First, cross-reference any Liechtenstein digital asset client or counterparty against the FMA's public CASP register. The register is the authoritative source; anything not on it should trigger a client query. Second, update internal onboarding checklists to require MiCAR authorization or registration certificates rather than, or in addition to, legacy TVTG service provider status. Third, review engagement letters and audit terms to ensure they reference MiCAR compliance obligations explicitly where the client is a CASP or interacts materially with one.

Ongoing Monitoring

The FMA publishes registration and authorization notices as they occur. Building a monitoring workflow, whether through your digital asset accounting software alerts or a manual FMA feed check, reduces the risk of overlooking a change in a client's regulated status. Revocations, suspensions, and new grants all appear in the same notice series.

Connecting to the Broader Compliance Picture

This registration sits within a rapidly consolidating EEA regulatory environment. The MiCA transitional period expiry has made CASP licensing a live, immediate concern rather than a planning item. Firms that have been tracking the FCA's parallel work on the UK crypto regulatory framework will recognise the pattern: jurisdictions are closing off the informal operating window and requiring formal status as the baseline condition for business. For more on what the transition closure means across the EEA, see our coverage of the MiCA transitional period expiry and mandatory CASP authorization. Liechtenstein's earlier grant to Sygnum Europe AG, covered in our article on Sygnum Europe AG's earlier CASP authorization in Liechtenstein, provides useful comparative context on how the FMA structures its authorization decisions.
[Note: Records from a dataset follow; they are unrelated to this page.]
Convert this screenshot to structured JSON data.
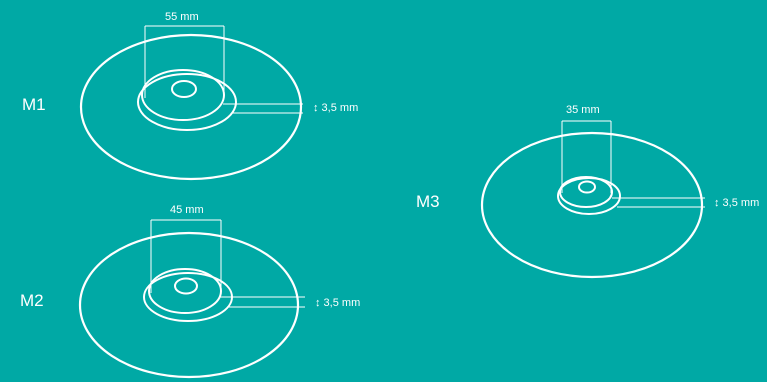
{
  "diagram": {
    "background_color": "#00a9a5",
    "stroke_color": "#ffffff",
    "models": [
      {
        "name": "M1",
        "diameter": "55 mm",
        "thickness": "↕ 3,5 mm"
      },
      {
        "name": "M2",
        "diameter": "45 mm",
        "thickness": "↕ 3,5 mm"
      },
      {
        "name": "M3",
        "diameter": "35 mm",
        "thickness": "↕ 3,5 mm"
      }
    ]
  }
}
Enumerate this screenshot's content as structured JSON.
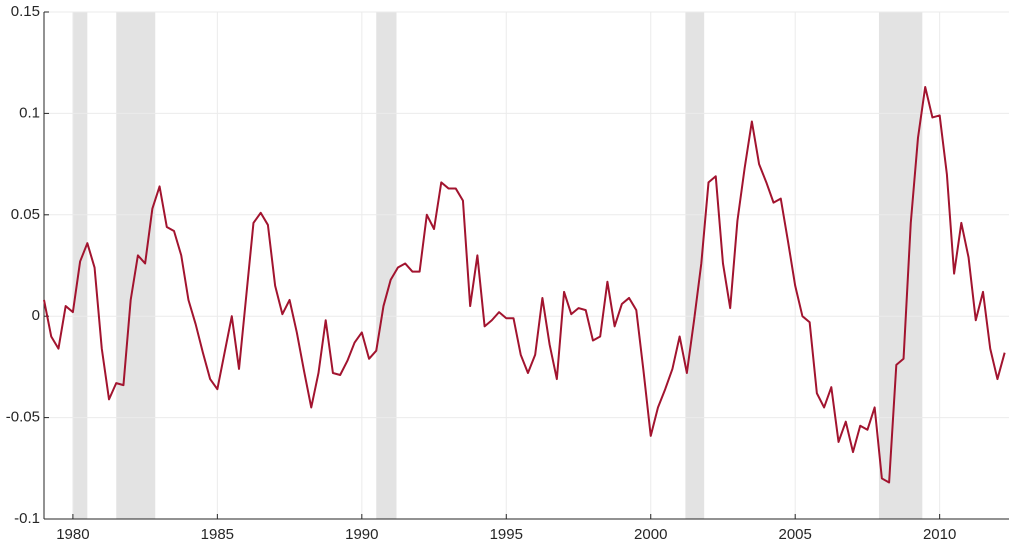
{
  "chart_data": {
    "type": "line",
    "color": "#a2142f",
    "x": [
      1979,
      1979.25,
      1979.5,
      1979.75,
      1980,
      1980.25,
      1980.5,
      1980.75,
      1981,
      1981.25,
      1981.5,
      1981.75,
      1982,
      1982.25,
      1982.5,
      1982.75,
      1983,
      1983.25,
      1983.5,
      1983.75,
      1984,
      1984.25,
      1984.5,
      1984.75,
      1985,
      1985.25,
      1985.5,
      1985.75,
      1986,
      1986.25,
      1986.5,
      1986.75,
      1987,
      1987.25,
      1987.5,
      1987.75,
      1988,
      1988.25,
      1988.5,
      1988.75,
      1989,
      1989.25,
      1989.5,
      1989.75,
      1990,
      1990.25,
      1990.5,
      1990.75,
      1991,
      1991.25,
      1991.5,
      1991.75,
      1992,
      1992.25,
      1992.5,
      1992.75,
      1993,
      1993.25,
      1993.5,
      1993.75,
      1994,
      1994.25,
      1994.5,
      1994.75,
      1995,
      1995.25,
      1995.5,
      1995.75,
      1996,
      1996.25,
      1996.5,
      1996.75,
      1997,
      1997.25,
      1997.5,
      1997.75,
      1998,
      1998.25,
      1998.5,
      1998.75,
      1999,
      1999.25,
      1999.5,
      1999.75,
      2000,
      2000.25,
      2000.5,
      2000.75,
      2001,
      2001.25,
      2001.5,
      2001.75,
      2002,
      2002.25,
      2002.5,
      2002.75,
      2003,
      2003.25,
      2003.5,
      2003.75,
      2004,
      2004.25,
      2004.5,
      2004.75,
      2005,
      2005.25,
      2005.5,
      2005.75,
      2006,
      2006.25,
      2006.5,
      2006.75,
      2007,
      2007.25,
      2007.5,
      2007.75,
      2008,
      2008.25,
      2008.5,
      2008.75,
      2009,
      2009.25,
      2009.5,
      2009.75,
      2010,
      2010.25,
      2010.5,
      2010.75,
      2011,
      2011.25,
      2011.5,
      2011.75,
      2012,
      2012.25
    ],
    "values": [
      0.008,
      -0.01,
      -0.016,
      0.005,
      0.002,
      0.027,
      0.036,
      0.024,
      -0.016,
      -0.041,
      -0.033,
      -0.034,
      0.008,
      0.03,
      0.026,
      0.053,
      0.064,
      0.044,
      0.042,
      0.03,
      0.008,
      -0.004,
      -0.018,
      -0.031,
      -0.036,
      -0.018,
      0.0,
      -0.026,
      0.01,
      0.046,
      0.051,
      0.045,
      0.015,
      0.001,
      0.008,
      -0.008,
      -0.027,
      -0.045,
      -0.028,
      -0.002,
      -0.028,
      -0.029,
      -0.022,
      -0.013,
      -0.008,
      -0.021,
      -0.017,
      0.005,
      0.018,
      0.024,
      0.026,
      0.022,
      0.022,
      0.05,
      0.043,
      0.066,
      0.063,
      0.063,
      0.057,
      0.005,
      0.03,
      -0.005,
      -0.002,
      0.002,
      -0.001,
      -0.001,
      -0.019,
      -0.028,
      -0.019,
      0.009,
      -0.014,
      -0.031,
      0.012,
      0.001,
      0.004,
      0.003,
      -0.012,
      -0.01,
      0.017,
      -0.005,
      0.006,
      0.009,
      0.003,
      -0.027,
      -0.059,
      -0.045,
      -0.036,
      -0.026,
      -0.01,
      -0.028,
      -0.002,
      0.026,
      0.066,
      0.069,
      0.026,
      0.004,
      0.047,
      0.073,
      0.096,
      0.075,
      0.066,
      0.056,
      0.058,
      0.037,
      0.015,
      0.0,
      -0.003,
      -0.038,
      -0.045,
      -0.035,
      -0.062,
      -0.052,
      -0.067,
      -0.054,
      -0.056,
      -0.045,
      -0.08,
      -0.082,
      -0.024,
      -0.021,
      0.046,
      0.088,
      0.113,
      0.098,
      0.099,
      0.07,
      0.021,
      0.046,
      0.029,
      -0.002,
      0.012,
      -0.016,
      -0.031,
      -0.018
    ],
    "shaded_regions": [
      [
        1980,
        1980.5
      ],
      [
        1981.5,
        1982.85
      ],
      [
        1990.5,
        1991.2
      ],
      [
        2001.2,
        2001.85
      ],
      [
        2007.9,
        2009.4
      ]
    ],
    "shade_color": "#e3e3e3",
    "xlim": [
      1979,
      2012.4
    ],
    "xticks": [
      1980,
      1985,
      1990,
      1995,
      2000,
      2005,
      2010
    ],
    "ylim": [
      -0.1,
      0.15
    ],
    "yticks": [
      -0.1,
      -0.05,
      0,
      0.05,
      0.1,
      0.15
    ],
    "grid": true
  }
}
For practices that operate across the EEA, the discipline of tracking national CASP registers is now part of the standard compliance and audit toolkit. The FMA's 3 July notice is a reminder that the register is live and actively updated.

Source: FMA Liechtenstein

LIGeneralEffectiveAML/KYC & Licensing

FAQ

What does the FMA Liechtenstein CASP registration mean for firms with digital asset clients?

It confirms that a new provider has met the MiCAR requirements for operating as a crypto asset service provider in Liechtenstein. Accounting firms and auditors should use the FMA's public register to verify the regulated status of any Liechtenstein-based digital asset counterparty, particularly given that the MiCA transitional period closed on 1 July 2026.

What is the difference between a MiCAR registration and a MiCAR authorization in Liechtenstein?

Under MiCAR, a registration applies specifically to providers of crypto asset transfer services for the account of clients. A full authorization covers the broader range of CASP services including exchange, custody, and portfolio management. Both require compliance with AML/CFT, governance, and client asset rules, but the permitted activity scope differs.

Can a CASP registered by the FMA Liechtenstein operate in other EEA countries?

Yes. MiCAR includes a passporting mechanism that allows a CASP authorized or registered by its home-state competent authority, in this case the FMA, to provide services across the EEA without requiring a separate license in each member state. The home-state regulator remains the lead supervisor.

Where can I verify whether a Liechtenstein entity holds a current CASP registration or authorization?

The FMA maintains a public register of authorized and registered entities. The FMA website is the primary authoritative source. Registration notices such as this one are published as they are granted, and the register reflects current status including any revocations or suspensions.

How should audit teams incorporate CASP registration status into their work?

Auditors should confirm MiCAR registration or authorization status as part of counterparty and going concern assessments. A client that is itself a CASP, or holds material balances with one, presents different regulatory risk depending on whether the CASP holds a current MiCAR status. Engagement terms and working papers should document the verification step and the evidence relied upon.